Les blockchains privées sont des réseaux fermés gérés par des organisations ou entreprises précises. L’accès est soumis à autorisation, et la présence d’un administrateur facilite la rapidité et l’efficacité du traitement. Elles conviennent aux chaînes logistiques d’entreprise ou à l’audit interne, mais offrent moins de décentralisation et nécessitent la confiance dans l’administrateur.
Les blockchains de consortium sont exploitées collectivement par plusieurs organisations. Gérées par des alliances ou groupements sectoriels, elles combinent les avantages des blockchains publiques et privées. En renforçant la confiance entre participants tout en préservant une certaine décentralisation, elles sont utilisées pour les règlements interbancaires et le partage de données inter-entreprises.
Le bloc est l’unité de base regroupant plusieurs transactions. Chaque bloc contient le hash du bloc précédent, le hash des nouvelles données de transaction, un horodatage et un nonce. Ces éléments relient les blocs en chaîne, rendant toute modification des données historiques extrêmement difficile.
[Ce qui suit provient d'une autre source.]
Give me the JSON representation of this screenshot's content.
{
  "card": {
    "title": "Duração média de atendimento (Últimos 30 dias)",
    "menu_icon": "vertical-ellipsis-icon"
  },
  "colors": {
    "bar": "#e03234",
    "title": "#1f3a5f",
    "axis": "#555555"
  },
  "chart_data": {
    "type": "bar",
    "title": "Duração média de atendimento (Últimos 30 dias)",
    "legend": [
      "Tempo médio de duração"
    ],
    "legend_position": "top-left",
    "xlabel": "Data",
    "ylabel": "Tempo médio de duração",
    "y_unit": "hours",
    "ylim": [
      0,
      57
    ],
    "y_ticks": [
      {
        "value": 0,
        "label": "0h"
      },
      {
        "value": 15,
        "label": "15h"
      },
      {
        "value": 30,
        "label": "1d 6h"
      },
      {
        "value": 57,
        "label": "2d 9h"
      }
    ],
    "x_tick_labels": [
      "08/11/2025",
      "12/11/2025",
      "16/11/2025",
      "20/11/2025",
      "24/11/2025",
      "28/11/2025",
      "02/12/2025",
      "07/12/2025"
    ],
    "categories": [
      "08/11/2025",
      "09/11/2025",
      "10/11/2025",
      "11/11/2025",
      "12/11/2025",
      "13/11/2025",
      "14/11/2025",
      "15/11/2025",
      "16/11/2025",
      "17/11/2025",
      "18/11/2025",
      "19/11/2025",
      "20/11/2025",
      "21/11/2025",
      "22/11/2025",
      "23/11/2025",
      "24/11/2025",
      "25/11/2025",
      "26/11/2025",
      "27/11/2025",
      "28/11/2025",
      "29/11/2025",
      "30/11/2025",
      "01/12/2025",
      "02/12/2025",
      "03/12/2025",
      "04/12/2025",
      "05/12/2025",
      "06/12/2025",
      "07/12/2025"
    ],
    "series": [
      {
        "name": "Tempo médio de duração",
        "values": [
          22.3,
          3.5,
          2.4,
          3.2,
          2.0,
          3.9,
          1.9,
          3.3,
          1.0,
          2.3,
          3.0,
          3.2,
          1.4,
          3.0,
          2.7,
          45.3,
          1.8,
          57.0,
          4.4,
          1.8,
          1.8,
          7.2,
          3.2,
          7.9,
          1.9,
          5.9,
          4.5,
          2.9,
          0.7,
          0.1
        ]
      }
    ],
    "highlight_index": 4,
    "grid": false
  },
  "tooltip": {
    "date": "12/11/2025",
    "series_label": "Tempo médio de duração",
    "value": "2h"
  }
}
Un bloc se divise en un en-tête (block header) et un corps (block body). L’en-tête contient des métadonnées comme le hash du bloc précédent, la racine Merkle, l’horodatage, la difficulté et le nonce. Le corps contient les données de transaction elles-mêmes. Cette structure permet une gestion efficace et une vérification rapide des données.
La valeur de hash est une sortie unique générée à partir d’une fonction de hachage qui transforme des données de n’importe quelle longueur en une valeur de longueur fixe. La blockchain repose sur des fonctions de hachage cryptographiques comme SHA-256, chaque bloc incluant le hash du bloc précédent pour assurer la sécurité de la chaîne.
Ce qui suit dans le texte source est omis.